From a philosophical perspective, this situation represents what Habermas calls a “crisis of public communication,” where the public sphere is stifled and discourse monopolized by those with power, not those with arguments. From a Quranic perspective, it contradicts the Almighty’s statement: “And let not the hatred of a people prevent you from being just. Be just; that is nearer to righteousness.” (Al-Ma’idah: 8) because the binary narrative is based on hatred, not justice.

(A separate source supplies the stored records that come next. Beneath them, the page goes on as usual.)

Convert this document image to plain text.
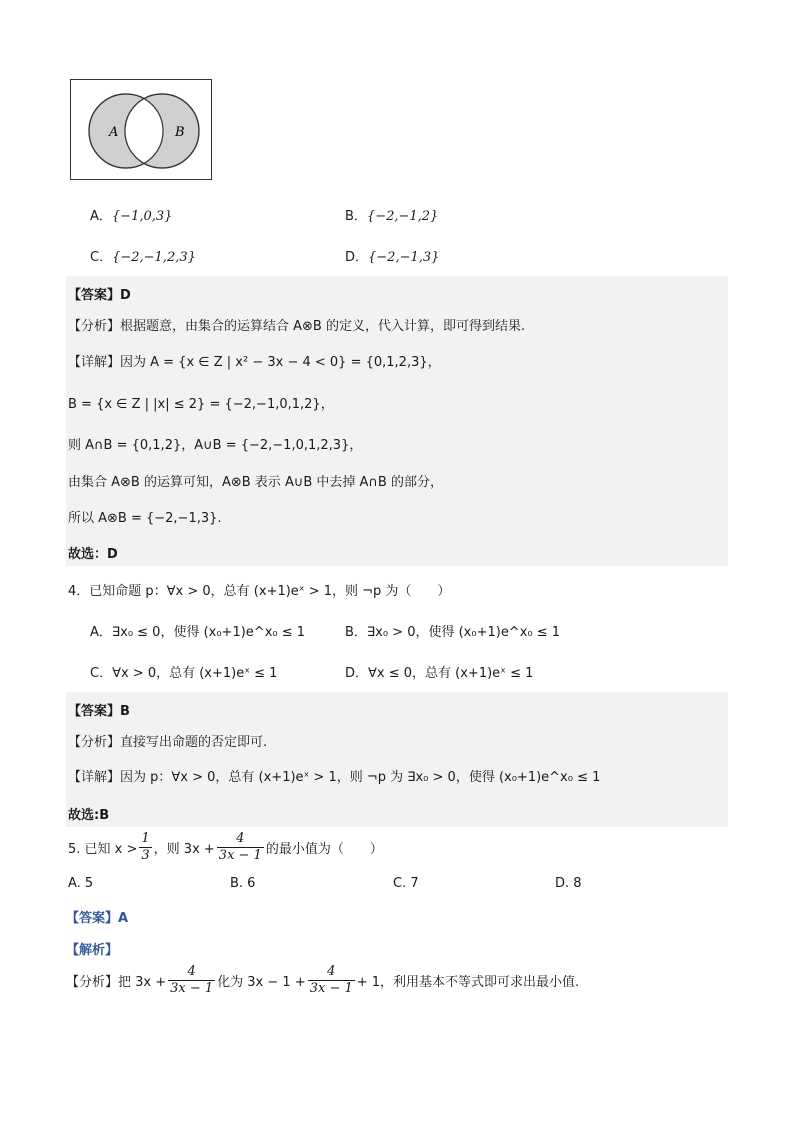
A	B
A．{−1,0,3}	B．{−2,−1,2}
C．{−2,−1,2,3}	D．{−2,−1,3}
【答案】D
【分析】根据题意，由集合的运算结合 A⊗B 的定义，代入计算，即可得到结果.
【详解】因为 A = {x ∈ Z | x² − 3x − 4 < 0} = {0,1,2,3}，
B = {x ∈ Z | |x| ≤ 2} = {−2,−1,0,1,2}，
则 A∩B = {0,1,2}，A∪B = {−2,−1,0,1,2,3}，
由集合 A⊗B 的运算可知，A⊗B 表示 A∪B 中去掉 A∩B 的部分，
所以 A⊗B = {−2,−1,3}.
故选：D
4．已知命题 p：∀x > 0，总有 (x+1)eˣ > 1，则 ¬p 为（　　）
A．∃x₀ ≤ 0，使得 (x₀+1)e^x₀ ≤ 1	B．∃x₀ > 0，使得 (x₀+1)e^x₀ ≤ 1
C．∀x > 0，总有 (x+1)eˣ ≤ 1	D．∀x ≤ 0，总有 (x+1)eˣ ≤ 1
【答案】B
【分析】直接写出命题的否定即可.
【详解】因为 p：∀x > 0，总有 (x+1)eˣ > 1，则 ¬p 为 ∃x₀ > 0，使得 (x₀+1)e^x₀ ≤ 1
故选:B
5. 已知 $x > \frac{1}{3}$ ，则 $3x + \frac{4}{3x - 1}$ 的最小值为（　　）
A. 5	B. 6	C. 7	D. 8
【答案】A
【解析】
【分析】把 $3x + \frac{4}{3x - 1}$ 化为 $3x - 1 + \frac{4}{3x - 1} + 1$，利用基本不等式即可求出最小值.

Building a modern state requires something broader than two opposing camps; it requires a third space where those who disagree can come together for justice, not division. Note that this division certainly serves the camp of the nation’s enemies, who are truly lurking and have infiltrated society itself through their hammers of demolition, not criticism. They wield criticism, not through the opinions expressed by those who wield constructive criticism, which support reform and help the government rebuild on sound foundations and adhere to a progressive path of improvement that ensures sustainability. This is achieved by pushing the government into self-isolation and withdrawing into its own opinions, immune to criticism from its supporters, on the one hand. On the other hand, it gives the nation’s enemies the pretext to exploit this division to their advantage by misleadingly marketing every critical opinion as an opposition calling for the overthrow of the regime and the destruction of the state, within the framework of the standards of the state’s own supporters, unfortunately.
Finally, it is striking that many of these defenders of the new state within a framework of sanctity are themselves victims of the old state, which raises a bitter question: Are we reproducing tyranny under the guise of revolution? This paradox means that the revolution has not yet succeeded in establishing a collective critical mind, and that political and cultural elites are now required to construct a new discourse that consolidates the principle that criticizing the state is not treason, but rather the essence of citizenship.
The essence of the modern state is not based on obedience, but on a balance between authority and accountability. Any state that is elevated above criticism transforms into an updated version of tyranny. In the new Syria, we need to revolutionize consciousness, not just institutions, and build a state that is not afraid of criticism, but rather thrives on it sustainably.
The most dangerous thing revolutions face is not only their enemies, but also their supporters, who turn into guardians of blind silence, rather than builders of a conscious collective conscience.